Check the Reputability of Connected Domains

While the other two domains passed the API’s malware database check, they did have some Secure Sockets Layer (SSL) vulnerabilities.

  • Reverse IP/DNS record analysis: Further analysis of Reverse IP/DNS API’s results would also help in confirming suspicions. The program, for instance, first detected activity from the malicious IP address on February 11, 2020 — the attackers could have used it over the next days or even weeks.

According to the reverse IP/DNS check, all three domains were last updated (i.e., last associated with the IP address) three days later, on February 14, 2020. The fact that they were updated on the same day which coincides with the occurrence of the attack could be an indication of their connection to the same malicious activity.
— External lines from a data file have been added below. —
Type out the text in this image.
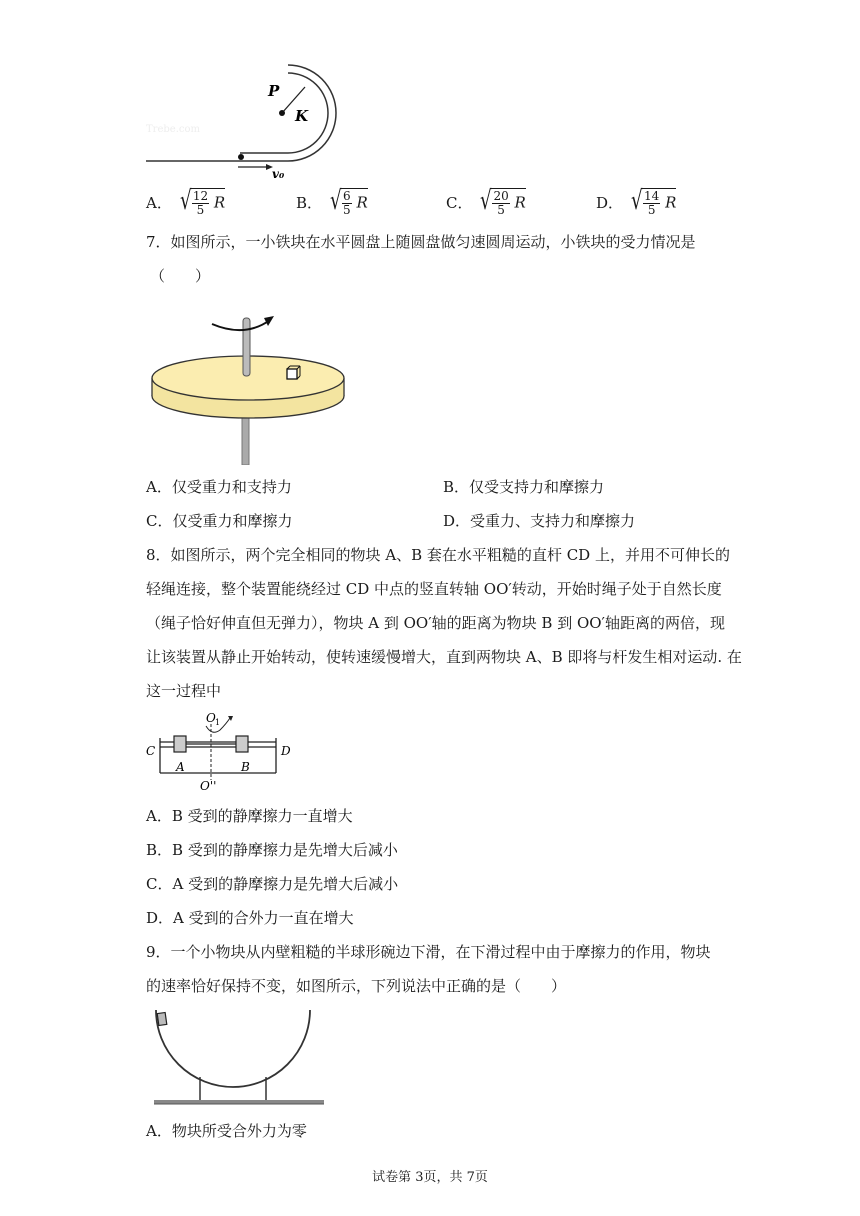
P
K
v₀
Trebe.com
A． √ $\frac{12}{5}$ R	B． √ $\frac{6}{5}$ R	C． √ $\frac{20}{5}$ R	D． √ $\frac{14}{5}$ R
7．如图所示，一小铁块在水平圆盘上随圆盘做匀速圆周运动，小铁块的受力情况是
（　　）
A．仅受重力和支持力	B．仅受支持力和摩擦力
C．仅受重力和摩擦力	D．受重力、支持力和摩擦力
8．如图所示，两个完全相同的物块 A、B 套在水平粗糙的直杆 CD 上，并用不可伸长的
轻绳连接，整个装置能绕经过 CD 中点的竖直转轴 OO′转动，开始时绳子处于自然长度
（绳子恰好伸直但无弹力），物块 A 到 OO′轴的距离为物块 B 到 OO′轴距离的两倍，现
让该装置从静止开始转动，使转速缓慢增大，直到两物块 A、B 即将与杆发生相对运动. 在
这一过程中
C	D
A	B
O 1
O''
A．B 受到的静摩擦力一直增大
B．B 受到的静摩擦力是先增大后减小
C．A 受到的静摩擦力是先增大后减小
D．A 受到的合外力一直在增大
9．一个小物块从内壁粗糙的半球形碗边下滑，在下滑过程中由于摩擦力的作用，物块
的速率恰好保持不变，如图所示，下列说法中正确的是（　　）
A．物块所受合外力为零
试卷第 3页，共 7页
3. Block the IP Address or Selected Domains Only

For the IoC we investigated, the second step proved that there was probably a need to block all domains returned by Reverse IP/DNS API due to vulnerabilities or their inclusion in blocklists. In this case, blocking at the IP address level would make sense and would be a lot more secure for the whole organization.

In some instances, however, the API might return some domains that seem innocent. Organizations can opt to have these domains closely monitored rather than blocked.

Understanding cyber attackers is not only crucial in incident response and cybercrime investigations, but also in mitigating cyber threats. When an organization succumbs to an attack, other companies shouldn’t wait to gain the attacker’s attention next. Instead, they should already start profiling attacks so they would know how to defend their infrastructure best. 

Analysis and further investigation of the information gleaned from Reverse IP/DNS API can prove to be a critical element in creating an attack profile. Given an IP address, you can delve deeper into which domains could be involved with the malicious activities that the IP address is known for.